As a foodie, I love checking out the many little gift shops we come across in our travels.  Many of them offer locally baked goodies and locally produced foods.  Quite often I will buy something to bring home.  I am not a huge fan of boxed mixes simply because they tend to be overpriced and laden with food additives.   I have two rules when buying boxed mixes or any food at these types of gift shops.  First, it must be locally made.  This is a way of discovering and enjoying foods from that particular region.  Second, it has to be natural or very close to it.  That means no food additives or ingredients like HFCS.  I also consider the trip itself because given our plans it is not always possible to buy something fresh at the start of our trip and get it home safely four or five days later. 

black bean beer bread
I bought a box of Creekside Grains (Traverse City, Michigan) Black Bean Beer Bread when we were visiting the area.  Creekside Grains uses all natural ingredients without the addition of artificial food additives with the exception of a couple of ingredients (chocolate chips, mint chips, root beer and black cherry walnut extracts) used in a very small number of their products.  Essentially, they are using the very same flours and other ingredients that I would be using at home cooking from scratch.  The combination of black bean and beer sounded interesting.  I decided to make the bread for our special dinner last Wednesday. 

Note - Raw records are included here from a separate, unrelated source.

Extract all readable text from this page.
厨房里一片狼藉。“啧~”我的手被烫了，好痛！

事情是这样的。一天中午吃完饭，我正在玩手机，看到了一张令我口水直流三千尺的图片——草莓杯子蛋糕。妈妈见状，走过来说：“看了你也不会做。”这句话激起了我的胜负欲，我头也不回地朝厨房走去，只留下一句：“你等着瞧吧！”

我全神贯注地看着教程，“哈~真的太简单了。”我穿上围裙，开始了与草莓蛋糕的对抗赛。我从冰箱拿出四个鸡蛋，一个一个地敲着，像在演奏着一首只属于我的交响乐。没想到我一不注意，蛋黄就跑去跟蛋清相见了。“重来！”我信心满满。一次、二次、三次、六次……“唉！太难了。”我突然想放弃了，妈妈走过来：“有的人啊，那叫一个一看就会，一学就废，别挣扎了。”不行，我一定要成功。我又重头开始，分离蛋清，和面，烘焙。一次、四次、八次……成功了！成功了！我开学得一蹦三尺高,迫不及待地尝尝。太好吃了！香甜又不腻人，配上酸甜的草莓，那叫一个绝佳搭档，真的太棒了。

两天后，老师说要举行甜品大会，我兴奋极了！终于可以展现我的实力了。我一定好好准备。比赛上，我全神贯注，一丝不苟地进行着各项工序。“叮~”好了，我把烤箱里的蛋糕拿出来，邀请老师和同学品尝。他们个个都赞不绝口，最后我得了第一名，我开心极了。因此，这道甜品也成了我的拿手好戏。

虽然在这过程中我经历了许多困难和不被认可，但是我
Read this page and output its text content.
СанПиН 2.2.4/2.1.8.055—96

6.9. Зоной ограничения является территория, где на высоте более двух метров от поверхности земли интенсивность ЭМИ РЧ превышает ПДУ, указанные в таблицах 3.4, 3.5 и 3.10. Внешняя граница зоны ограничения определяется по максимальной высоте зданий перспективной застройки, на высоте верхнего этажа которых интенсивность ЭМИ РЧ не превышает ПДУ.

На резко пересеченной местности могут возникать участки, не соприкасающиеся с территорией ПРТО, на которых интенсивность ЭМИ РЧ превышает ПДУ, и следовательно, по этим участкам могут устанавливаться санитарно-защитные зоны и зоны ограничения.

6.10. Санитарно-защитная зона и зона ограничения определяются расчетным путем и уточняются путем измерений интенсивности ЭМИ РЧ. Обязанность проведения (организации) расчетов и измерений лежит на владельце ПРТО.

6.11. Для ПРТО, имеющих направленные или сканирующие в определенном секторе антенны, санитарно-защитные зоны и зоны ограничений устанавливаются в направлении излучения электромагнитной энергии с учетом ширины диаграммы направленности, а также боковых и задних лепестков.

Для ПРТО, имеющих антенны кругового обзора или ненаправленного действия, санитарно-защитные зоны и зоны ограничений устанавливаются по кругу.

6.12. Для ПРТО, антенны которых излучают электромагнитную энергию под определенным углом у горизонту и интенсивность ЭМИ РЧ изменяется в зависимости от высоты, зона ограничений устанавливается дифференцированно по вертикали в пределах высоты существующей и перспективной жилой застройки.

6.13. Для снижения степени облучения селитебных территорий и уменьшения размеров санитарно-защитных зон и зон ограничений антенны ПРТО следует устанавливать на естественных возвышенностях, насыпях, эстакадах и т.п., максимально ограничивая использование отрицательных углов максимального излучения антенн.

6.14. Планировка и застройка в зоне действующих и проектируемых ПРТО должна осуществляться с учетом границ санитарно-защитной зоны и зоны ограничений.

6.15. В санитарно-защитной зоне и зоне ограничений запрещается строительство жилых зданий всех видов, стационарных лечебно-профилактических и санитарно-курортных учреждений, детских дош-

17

The instructions were simple.  Add 12 oz of your favourite beer, mix then place the dough in a mound in the centre of a cookie sheet lined with parchment paper and bake.  My first instincts that the resulting bread would be more like a brick but it wasn't.  The ingredients were unbleached unbromated wheat and malted barley flour, black bean flour, sugar, multi spice blend, baking powder, corn starch and salt putting this bread in the quick bread category.  I used de-alcoholized beer rather than regular beer.  The rustic loaf of bread was quite tasty.  The rise was good with small pores and a crumbly texture. I served the bread with lightly seasoned extra virgin olive oil for dipping.

Surprisingly there was no nutritional value label for this bread on the box, however as explained on their website this is due to an FDA technicality not because they don't want to put it on.  I would make an educated guess that it came in at about 100 calories per 50 g serving, a half slice about a half inch thick cut across the loaf.  There was nothing in the list of ingredients that would drive the calories higher than that.  Regular white bread is about 190 calories per 75 g serving (2 slices).  This bread is quite dense so has a higher satiety level.  I liked this bread so I'm working on a homemade clone version!